Restaurant Fast Food - it's not like grandma used to make
The growth of restaurant fast food cannot be denied. It seems that fast food places are opening up almost on every corner. It's not unusual to see a McDonalds, Kentucky Fried Chicken, Popeye's Chicken, Del Taco, a Burger King and several others all within a block or two of each other. This explosion of fast, fried foods, oversized to meet the growth of people is one of the suspected causes of the overweight phenomenon that's in all the newspapers. The "super size" or up sizing of fried french fries and drinks is not due to consumer demands but a desire for more profit. The rise of the value menu has lowered the overall profit margins for basic foods at most national fast food restaurants.
Managements answer has been to offer a larger product for a "special" price. Although this seems like a good value, from a business standpoint, it adds tremendously to the bottom line. Unfortunately for the consumer, it also adds to their bottom line as well. This strategy works well on 2 fronts for the business. First, consumers think they're getting a better deal at restaurants that offer to super size their order.
This in turn drives the customer decision to do to one store instead of another. So the decision is more based on how much food instead of how healthy the food. The second reason for this strategy is pure profit motive. Let's say that you typically order a 20 ounce cup of soda. The basic cost of this drink is 1 penny per ounce. That 1 cent per ounce covers the total cost of the drink. That's electricity to run the machine, the cup, straw, cover, drink product, and ice. That's right, that 20 ounce beverage costs the restaurant 20 cents and they charge you .79 cents. So as long as they can offer a larger drink at more than 1 cent per ounce, they're making more money.

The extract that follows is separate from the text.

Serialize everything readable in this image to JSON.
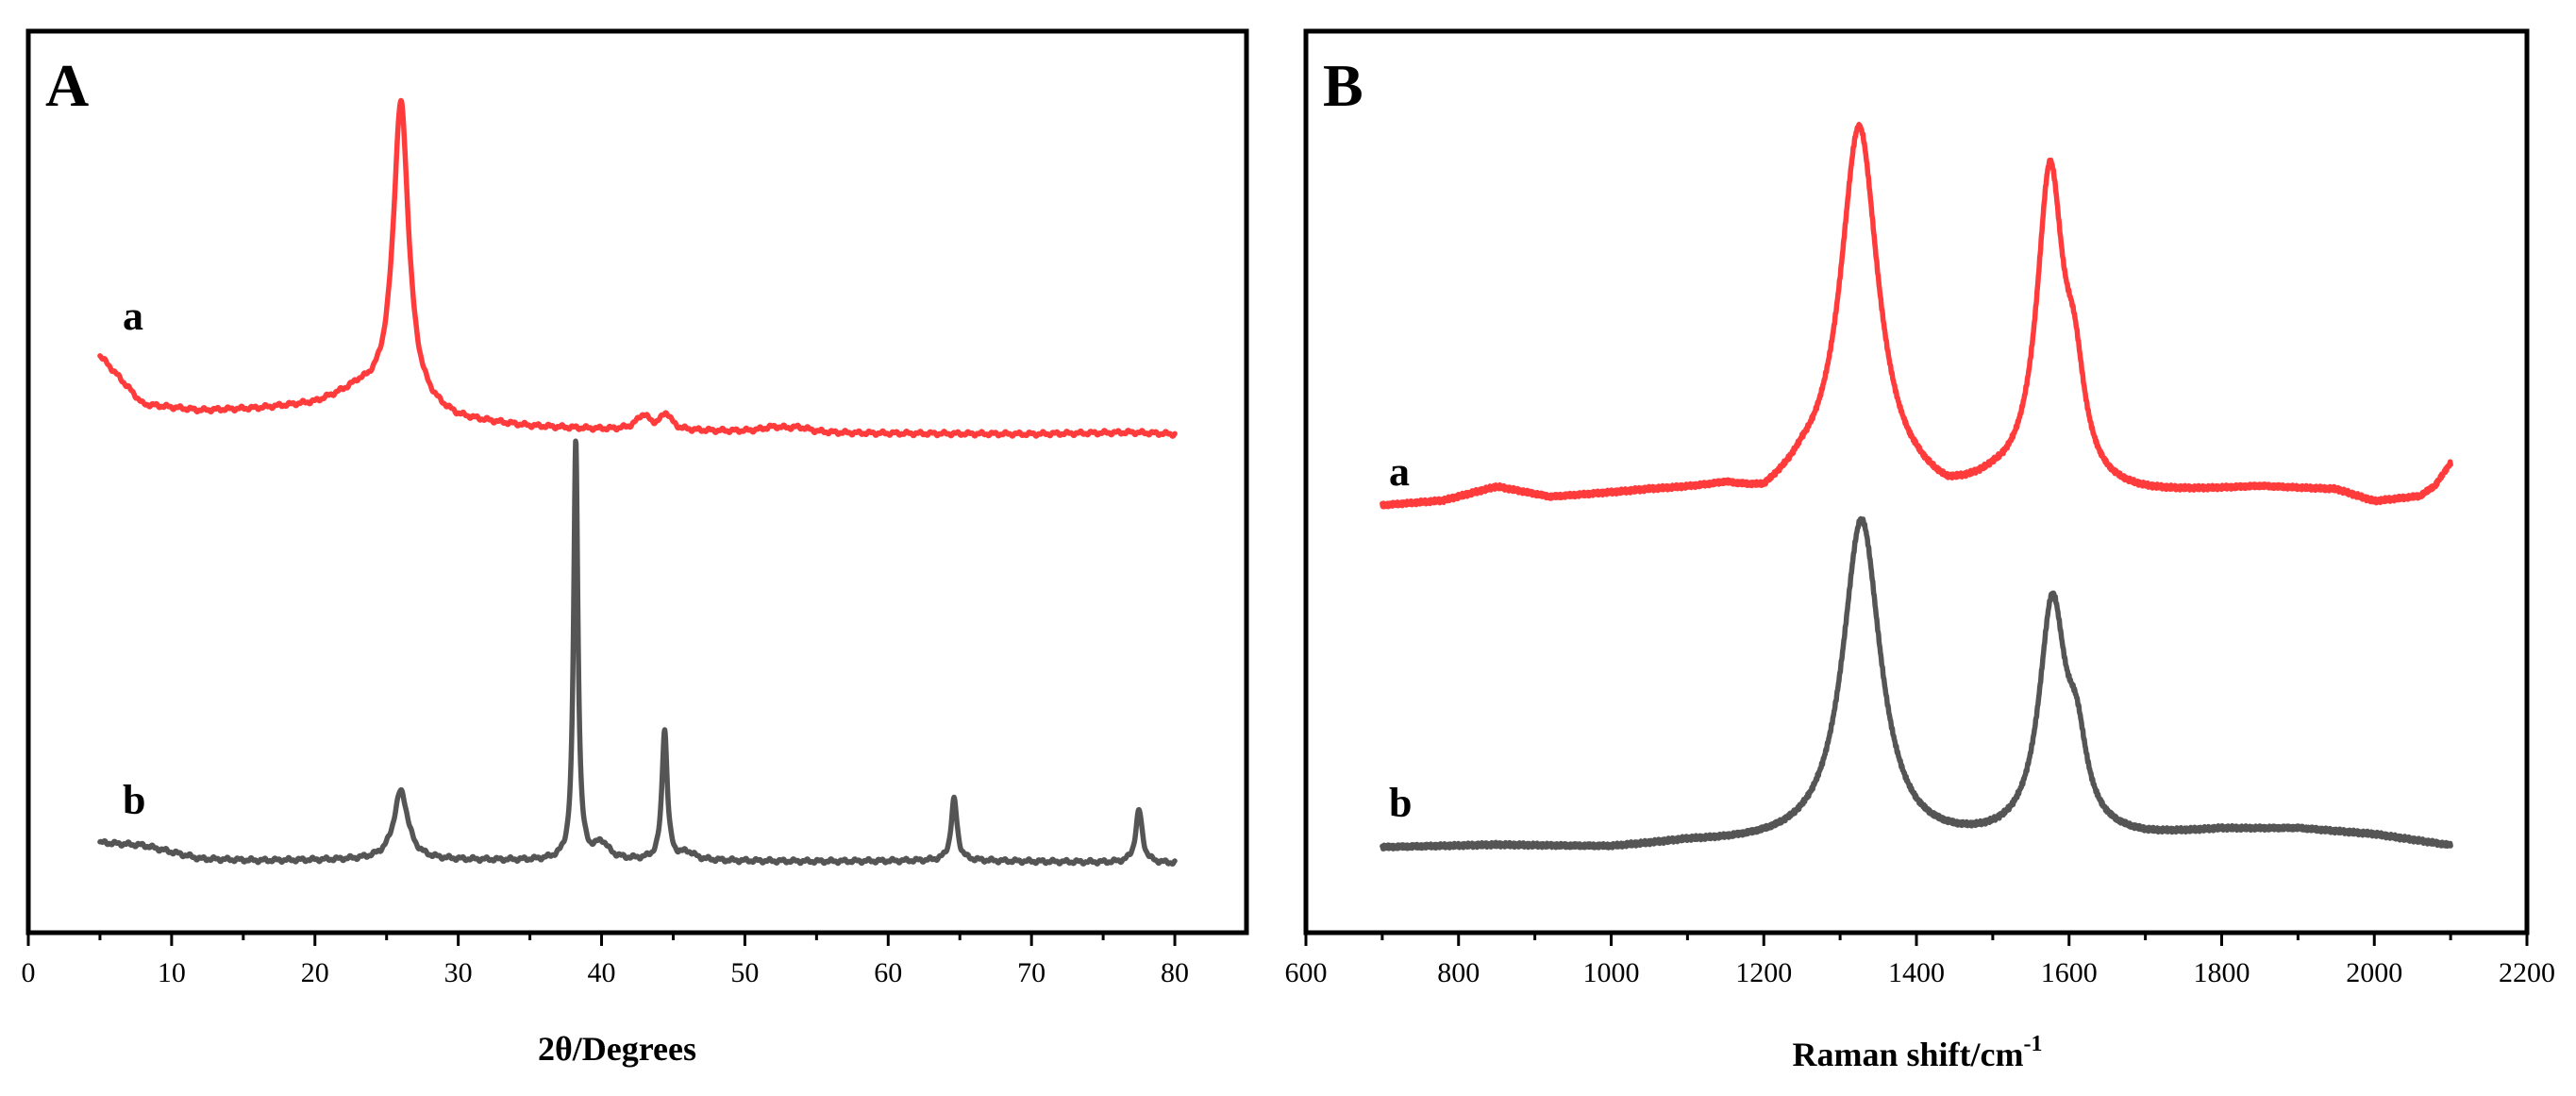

So raising your drink from a 20 ounce to a 32 ounce cup for only 25 cents more, gives the restaurant an added 13 cents profit from that larger cup. Remember 1 penny per ounce is costs, so the difference between 32 and 20 is 12 ounces which is 12 pennies and they charge 25 cents for the upsize! Wouldn't you like to make a 50% profit on any of your investments? Now don't get all bothered by the huge amounts of money food companies make on drinks. Overall, after the costs of the building, the employees, taxes, product, utilities, etc, the actual net profit from a well run typical franchise fast food place is under 10%. 10% for the investment of hundreds of thousands of dollars is not considered exorbitant by means. Consider that the proprietor could have that investment in a solid mutual fund making at least or a little more without the risk of running a business or dealing with the customer and employee problems that come with any customer service type business. I think we all would probably prefer however, that their pricing model be more geared toward healthy foods and less toward manipulation of the consumer.